Haman () is a character of the Qur'an where he appears as court official and high priest of the pharaoh or (Firaun), and associated with him in his court at the time of the Islamic prophet (Musa), Moses in Christianity and Judaism. The name Haman, however, also appears in the biblical Book of Esther where Haman is a counselor of Ahasuerus, king of Persia and an enemy of the Jews. The relationship between the Biblical and Quranic Haman has been a topic of debate.

Qur'anic Narrative
The name Haman appears six times throughout the Qur'an, four times with Pharaoh and twice by himself, where God sends Moses to invite Pharaoh, Haman and their people to monotheism, and to seek protection of the Israelites Haman and Pharaoh were tormenting. 

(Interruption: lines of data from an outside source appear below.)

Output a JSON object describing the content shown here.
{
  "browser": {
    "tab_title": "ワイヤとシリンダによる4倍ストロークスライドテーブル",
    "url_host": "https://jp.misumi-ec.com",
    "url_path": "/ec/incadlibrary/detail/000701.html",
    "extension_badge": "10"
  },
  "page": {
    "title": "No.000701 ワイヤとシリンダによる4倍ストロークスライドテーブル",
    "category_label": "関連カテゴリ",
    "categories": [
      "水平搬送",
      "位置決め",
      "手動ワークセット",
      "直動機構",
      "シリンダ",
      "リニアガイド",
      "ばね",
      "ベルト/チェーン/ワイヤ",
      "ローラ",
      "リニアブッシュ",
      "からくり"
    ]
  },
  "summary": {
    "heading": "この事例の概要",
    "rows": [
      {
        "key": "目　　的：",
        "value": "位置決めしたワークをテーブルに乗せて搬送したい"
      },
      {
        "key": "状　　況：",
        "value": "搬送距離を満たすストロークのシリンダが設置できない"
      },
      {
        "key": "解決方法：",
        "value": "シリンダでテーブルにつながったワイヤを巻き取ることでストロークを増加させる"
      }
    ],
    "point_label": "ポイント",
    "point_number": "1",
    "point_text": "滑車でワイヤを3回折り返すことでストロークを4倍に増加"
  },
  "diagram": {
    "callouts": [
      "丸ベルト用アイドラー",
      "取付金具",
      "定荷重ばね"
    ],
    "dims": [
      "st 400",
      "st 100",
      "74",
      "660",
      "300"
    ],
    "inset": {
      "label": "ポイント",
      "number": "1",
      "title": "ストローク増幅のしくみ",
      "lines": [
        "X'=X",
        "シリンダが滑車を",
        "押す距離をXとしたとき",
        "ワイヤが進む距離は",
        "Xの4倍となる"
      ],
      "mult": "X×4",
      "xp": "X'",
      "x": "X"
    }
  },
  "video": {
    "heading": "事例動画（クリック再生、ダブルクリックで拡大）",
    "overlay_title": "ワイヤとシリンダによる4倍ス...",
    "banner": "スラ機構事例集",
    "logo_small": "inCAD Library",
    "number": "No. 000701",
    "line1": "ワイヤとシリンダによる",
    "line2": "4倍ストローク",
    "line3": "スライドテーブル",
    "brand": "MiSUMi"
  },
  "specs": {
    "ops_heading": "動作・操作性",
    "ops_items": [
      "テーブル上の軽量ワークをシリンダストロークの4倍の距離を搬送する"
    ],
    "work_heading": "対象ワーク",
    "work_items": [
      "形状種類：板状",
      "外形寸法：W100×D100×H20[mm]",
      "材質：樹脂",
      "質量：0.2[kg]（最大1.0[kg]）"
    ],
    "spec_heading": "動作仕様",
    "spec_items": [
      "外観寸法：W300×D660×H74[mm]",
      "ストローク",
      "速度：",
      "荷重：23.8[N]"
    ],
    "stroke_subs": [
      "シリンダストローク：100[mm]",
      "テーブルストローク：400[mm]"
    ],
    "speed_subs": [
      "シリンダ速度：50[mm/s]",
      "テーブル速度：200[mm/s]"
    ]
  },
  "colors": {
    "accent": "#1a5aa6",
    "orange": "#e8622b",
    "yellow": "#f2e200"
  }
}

Referring to Moses as a sorcerer and a liar the Pharaoh rejected Moses' call to worship the God of Moses and refused to set the children of Israel free. The Pharaoh commissioned Haman to build a tall tower using fire-cast bricks so that the Pharaoh could climb far up and see the God of Moses. The Pharaoh, Haman, and their army in chariots pursuing the fleeing children of Israel drowned in the Red Sea as the parted water closed up on them. The Pharaoh's submission to God at the moment of death and total destruction was rejected but his dead body was saved as a lesson for posterity.

High Priest of Amun

Some have proposed that the name Haman, like Pharaoh in the Qur'an and Old Testament is not a proper name, but a title. The description of Haman in the Qur'an serving in both a priestly religious role and that of one who's in charge of building projects answerable to the Pharaoh himself draws parallels with the High Priest of Amun. 

McAuliffe's Encyclopaedia of the Qurʾān among other sources relates "Haman" to be the Arabized form of "Ha-Amana," a title which roughly translates to incarnate of (the God) Amun or King of Amun and was utilized by the high priest.